Sunday 1 May 2016

Rings Around Planets

The rings around Saturn have been well known for a long time. Rings likely form around planets due to an interaction between the magnetic field of a planet, that planet's gravity and the planetary spin. Dust and other particles will be kicked around the far reaches of a planet's gravitational influence and not immediately fall to the planet.

The magnetic field of a planet shows that electrons are spinning around the planet and exhibiting a curl in a plane that slices the planet in half along the equator. The spins at the poles will be wonky going from in a plane with the equator to tilted at pi over eight radians from the planet's axis.

As the rings of net current approach the equator the rings flatten out. At the equator the rings are flat and the flux of the flow of electrons is said to curl. In vector calculus the curl does not refer to a simple circular motion. There can be many circular spins on a plane, overlapping circular curls and nested spins. Curl is a measurable quantity and at the equator the curl is in a plane with the rings of a planet.

Inside a ring of current it is likely that positive particles would find themselves.

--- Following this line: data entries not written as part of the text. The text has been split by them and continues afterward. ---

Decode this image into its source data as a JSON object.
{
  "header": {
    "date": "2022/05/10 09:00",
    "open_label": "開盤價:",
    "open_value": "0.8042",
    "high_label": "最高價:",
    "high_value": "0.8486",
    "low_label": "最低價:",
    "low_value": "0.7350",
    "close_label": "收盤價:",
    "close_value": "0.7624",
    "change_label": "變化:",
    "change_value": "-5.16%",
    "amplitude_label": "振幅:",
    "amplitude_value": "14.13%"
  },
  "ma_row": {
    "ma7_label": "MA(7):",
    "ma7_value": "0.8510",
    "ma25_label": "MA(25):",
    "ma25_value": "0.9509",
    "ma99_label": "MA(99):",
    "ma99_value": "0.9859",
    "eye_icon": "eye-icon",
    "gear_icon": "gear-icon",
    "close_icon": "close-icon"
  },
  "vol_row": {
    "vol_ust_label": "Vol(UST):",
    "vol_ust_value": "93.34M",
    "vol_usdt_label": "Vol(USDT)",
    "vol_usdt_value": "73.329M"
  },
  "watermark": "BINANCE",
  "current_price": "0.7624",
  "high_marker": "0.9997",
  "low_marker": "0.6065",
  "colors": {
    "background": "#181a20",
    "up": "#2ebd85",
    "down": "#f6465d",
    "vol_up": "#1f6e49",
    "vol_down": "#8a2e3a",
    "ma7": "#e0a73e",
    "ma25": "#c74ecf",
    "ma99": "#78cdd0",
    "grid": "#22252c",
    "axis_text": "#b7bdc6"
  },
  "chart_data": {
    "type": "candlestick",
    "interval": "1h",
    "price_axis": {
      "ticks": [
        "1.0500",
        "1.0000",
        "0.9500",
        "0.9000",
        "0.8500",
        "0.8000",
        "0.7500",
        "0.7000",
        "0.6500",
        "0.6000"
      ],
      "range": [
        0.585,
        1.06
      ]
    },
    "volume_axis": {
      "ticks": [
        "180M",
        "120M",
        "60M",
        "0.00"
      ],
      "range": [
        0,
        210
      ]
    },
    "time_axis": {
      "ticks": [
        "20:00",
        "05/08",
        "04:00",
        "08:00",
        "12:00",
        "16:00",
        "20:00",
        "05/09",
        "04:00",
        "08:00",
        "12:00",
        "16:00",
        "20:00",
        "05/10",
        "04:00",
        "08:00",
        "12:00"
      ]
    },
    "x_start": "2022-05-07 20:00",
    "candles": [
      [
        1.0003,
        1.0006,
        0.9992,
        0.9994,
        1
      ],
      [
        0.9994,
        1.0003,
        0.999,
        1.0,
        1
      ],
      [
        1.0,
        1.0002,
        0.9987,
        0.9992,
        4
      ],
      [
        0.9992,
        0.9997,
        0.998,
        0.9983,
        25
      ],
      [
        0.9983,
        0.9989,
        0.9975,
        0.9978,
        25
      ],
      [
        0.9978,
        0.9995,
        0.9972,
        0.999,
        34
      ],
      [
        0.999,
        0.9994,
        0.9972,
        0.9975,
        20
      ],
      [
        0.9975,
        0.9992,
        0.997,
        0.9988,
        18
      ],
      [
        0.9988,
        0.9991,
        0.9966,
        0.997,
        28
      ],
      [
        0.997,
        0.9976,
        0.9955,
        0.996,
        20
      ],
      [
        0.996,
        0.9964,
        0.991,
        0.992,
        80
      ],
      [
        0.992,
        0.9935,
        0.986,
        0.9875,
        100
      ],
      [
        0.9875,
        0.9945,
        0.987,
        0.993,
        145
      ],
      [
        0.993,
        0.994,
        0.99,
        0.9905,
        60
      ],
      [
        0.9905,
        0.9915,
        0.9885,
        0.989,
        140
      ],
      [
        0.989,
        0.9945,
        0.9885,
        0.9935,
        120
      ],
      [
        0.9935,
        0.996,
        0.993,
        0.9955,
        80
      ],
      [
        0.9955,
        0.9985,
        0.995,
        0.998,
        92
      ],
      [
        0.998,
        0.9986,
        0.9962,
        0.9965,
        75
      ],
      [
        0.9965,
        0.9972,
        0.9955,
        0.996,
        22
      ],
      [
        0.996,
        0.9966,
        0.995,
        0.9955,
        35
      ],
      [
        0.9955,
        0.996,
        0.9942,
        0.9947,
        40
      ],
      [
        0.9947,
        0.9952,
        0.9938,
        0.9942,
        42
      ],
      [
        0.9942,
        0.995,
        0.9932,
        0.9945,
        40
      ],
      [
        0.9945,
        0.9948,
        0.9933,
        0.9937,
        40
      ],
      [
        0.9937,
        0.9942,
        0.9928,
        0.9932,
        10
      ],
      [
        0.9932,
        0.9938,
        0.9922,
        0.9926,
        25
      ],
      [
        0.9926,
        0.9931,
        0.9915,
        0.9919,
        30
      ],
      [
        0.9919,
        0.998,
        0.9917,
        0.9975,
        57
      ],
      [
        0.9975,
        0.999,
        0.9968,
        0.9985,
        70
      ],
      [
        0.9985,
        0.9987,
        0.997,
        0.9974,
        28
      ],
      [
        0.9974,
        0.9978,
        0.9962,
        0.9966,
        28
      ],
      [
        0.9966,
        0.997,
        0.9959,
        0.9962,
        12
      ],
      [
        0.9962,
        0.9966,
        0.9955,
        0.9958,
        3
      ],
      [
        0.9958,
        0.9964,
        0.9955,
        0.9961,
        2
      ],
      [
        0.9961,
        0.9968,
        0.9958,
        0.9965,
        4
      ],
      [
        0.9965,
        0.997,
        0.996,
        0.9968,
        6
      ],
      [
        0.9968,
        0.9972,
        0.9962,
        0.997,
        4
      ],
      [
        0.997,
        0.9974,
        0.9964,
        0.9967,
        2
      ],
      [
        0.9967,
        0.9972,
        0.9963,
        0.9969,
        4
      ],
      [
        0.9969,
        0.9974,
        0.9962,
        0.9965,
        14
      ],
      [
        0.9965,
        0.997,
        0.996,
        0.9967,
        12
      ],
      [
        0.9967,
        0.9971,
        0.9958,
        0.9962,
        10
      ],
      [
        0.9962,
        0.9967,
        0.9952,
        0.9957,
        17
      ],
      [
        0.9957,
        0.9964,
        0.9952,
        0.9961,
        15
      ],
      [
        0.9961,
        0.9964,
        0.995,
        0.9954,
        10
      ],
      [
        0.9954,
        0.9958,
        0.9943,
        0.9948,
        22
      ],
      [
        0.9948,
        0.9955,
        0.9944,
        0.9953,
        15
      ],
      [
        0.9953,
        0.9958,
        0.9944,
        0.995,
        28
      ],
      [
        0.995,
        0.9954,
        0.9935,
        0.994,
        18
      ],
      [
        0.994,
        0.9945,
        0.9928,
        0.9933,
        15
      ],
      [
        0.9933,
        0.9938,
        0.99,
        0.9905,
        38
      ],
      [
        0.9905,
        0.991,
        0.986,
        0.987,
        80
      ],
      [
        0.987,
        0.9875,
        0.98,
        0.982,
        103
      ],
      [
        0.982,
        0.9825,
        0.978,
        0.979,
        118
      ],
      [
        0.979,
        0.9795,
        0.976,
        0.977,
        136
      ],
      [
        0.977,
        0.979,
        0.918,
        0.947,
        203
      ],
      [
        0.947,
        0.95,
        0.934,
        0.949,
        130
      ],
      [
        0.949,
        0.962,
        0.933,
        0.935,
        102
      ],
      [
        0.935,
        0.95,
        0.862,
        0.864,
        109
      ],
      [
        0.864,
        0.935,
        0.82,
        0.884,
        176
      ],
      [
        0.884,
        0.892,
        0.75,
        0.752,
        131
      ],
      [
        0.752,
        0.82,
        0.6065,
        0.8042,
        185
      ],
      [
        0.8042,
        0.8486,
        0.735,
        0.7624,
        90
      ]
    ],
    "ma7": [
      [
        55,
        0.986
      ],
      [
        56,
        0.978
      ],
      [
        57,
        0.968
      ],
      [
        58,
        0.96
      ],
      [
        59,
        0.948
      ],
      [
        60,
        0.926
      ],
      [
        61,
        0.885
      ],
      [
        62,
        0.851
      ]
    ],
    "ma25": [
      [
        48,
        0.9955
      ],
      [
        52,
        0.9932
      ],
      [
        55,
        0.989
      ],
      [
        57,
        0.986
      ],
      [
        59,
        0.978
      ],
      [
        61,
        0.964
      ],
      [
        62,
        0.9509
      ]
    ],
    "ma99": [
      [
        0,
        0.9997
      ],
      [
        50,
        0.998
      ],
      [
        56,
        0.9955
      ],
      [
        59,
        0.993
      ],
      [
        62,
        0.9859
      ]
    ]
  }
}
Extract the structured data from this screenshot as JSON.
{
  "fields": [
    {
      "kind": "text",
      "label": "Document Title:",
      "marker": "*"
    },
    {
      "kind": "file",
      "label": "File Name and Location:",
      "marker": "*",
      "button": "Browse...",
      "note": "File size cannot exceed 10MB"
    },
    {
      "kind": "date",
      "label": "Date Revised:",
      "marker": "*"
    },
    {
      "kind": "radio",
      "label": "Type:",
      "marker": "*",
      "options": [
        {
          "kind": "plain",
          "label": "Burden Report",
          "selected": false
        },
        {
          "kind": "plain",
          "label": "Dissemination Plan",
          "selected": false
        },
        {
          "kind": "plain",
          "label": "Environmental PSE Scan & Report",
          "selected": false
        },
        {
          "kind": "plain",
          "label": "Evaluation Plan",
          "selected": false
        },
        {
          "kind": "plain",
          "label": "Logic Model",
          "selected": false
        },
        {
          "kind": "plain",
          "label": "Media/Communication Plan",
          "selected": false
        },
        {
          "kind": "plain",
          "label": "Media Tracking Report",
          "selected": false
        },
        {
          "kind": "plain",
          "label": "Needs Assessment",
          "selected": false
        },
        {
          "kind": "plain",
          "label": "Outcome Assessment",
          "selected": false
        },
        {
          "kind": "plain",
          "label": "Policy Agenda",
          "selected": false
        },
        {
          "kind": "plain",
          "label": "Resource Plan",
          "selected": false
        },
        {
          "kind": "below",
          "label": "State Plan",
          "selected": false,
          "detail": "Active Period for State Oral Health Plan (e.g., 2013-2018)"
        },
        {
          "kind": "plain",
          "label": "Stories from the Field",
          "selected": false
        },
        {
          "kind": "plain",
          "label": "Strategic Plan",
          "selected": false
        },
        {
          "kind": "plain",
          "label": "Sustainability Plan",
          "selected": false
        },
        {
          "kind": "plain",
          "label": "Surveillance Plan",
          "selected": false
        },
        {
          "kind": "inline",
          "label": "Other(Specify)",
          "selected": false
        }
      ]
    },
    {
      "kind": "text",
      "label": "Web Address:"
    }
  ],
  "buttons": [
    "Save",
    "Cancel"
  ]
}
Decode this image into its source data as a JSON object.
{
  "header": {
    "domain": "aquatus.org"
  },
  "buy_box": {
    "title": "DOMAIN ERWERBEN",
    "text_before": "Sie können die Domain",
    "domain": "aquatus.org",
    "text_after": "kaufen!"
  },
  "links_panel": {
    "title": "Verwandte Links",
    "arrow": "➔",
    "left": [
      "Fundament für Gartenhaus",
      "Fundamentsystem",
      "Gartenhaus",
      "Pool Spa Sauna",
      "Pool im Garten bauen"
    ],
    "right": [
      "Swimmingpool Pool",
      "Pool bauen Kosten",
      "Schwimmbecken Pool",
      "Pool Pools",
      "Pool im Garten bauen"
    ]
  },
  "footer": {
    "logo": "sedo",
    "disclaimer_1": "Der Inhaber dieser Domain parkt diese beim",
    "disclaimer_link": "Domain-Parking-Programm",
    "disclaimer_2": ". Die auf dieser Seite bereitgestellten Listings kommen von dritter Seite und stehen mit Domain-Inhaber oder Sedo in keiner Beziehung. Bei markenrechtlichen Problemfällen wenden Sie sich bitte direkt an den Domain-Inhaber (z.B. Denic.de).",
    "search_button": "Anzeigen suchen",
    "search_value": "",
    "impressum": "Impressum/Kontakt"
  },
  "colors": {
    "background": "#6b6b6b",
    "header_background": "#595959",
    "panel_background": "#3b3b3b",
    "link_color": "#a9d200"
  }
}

The spinning electrons would have a certain angular momentum but would attract net positive ions or slightly positive atoms and molecules.

These particles, as well as the electrons, have a high root mean squared speed. The bob and buck to some degree in a Brownian manner. Far from the equator the current curls are tilted and it is likely that the particles would be bucked into the gravitational pull of the planet to rain down towards its center.That or the particles would just speed past the equator in a non-geosynchronous orbit.

At the equator of a planet it is likely to have electrons orbiting int a more organized manner. The electrons are going to eddy and curl in the presence of matter and we will find the ring effect around certain planets.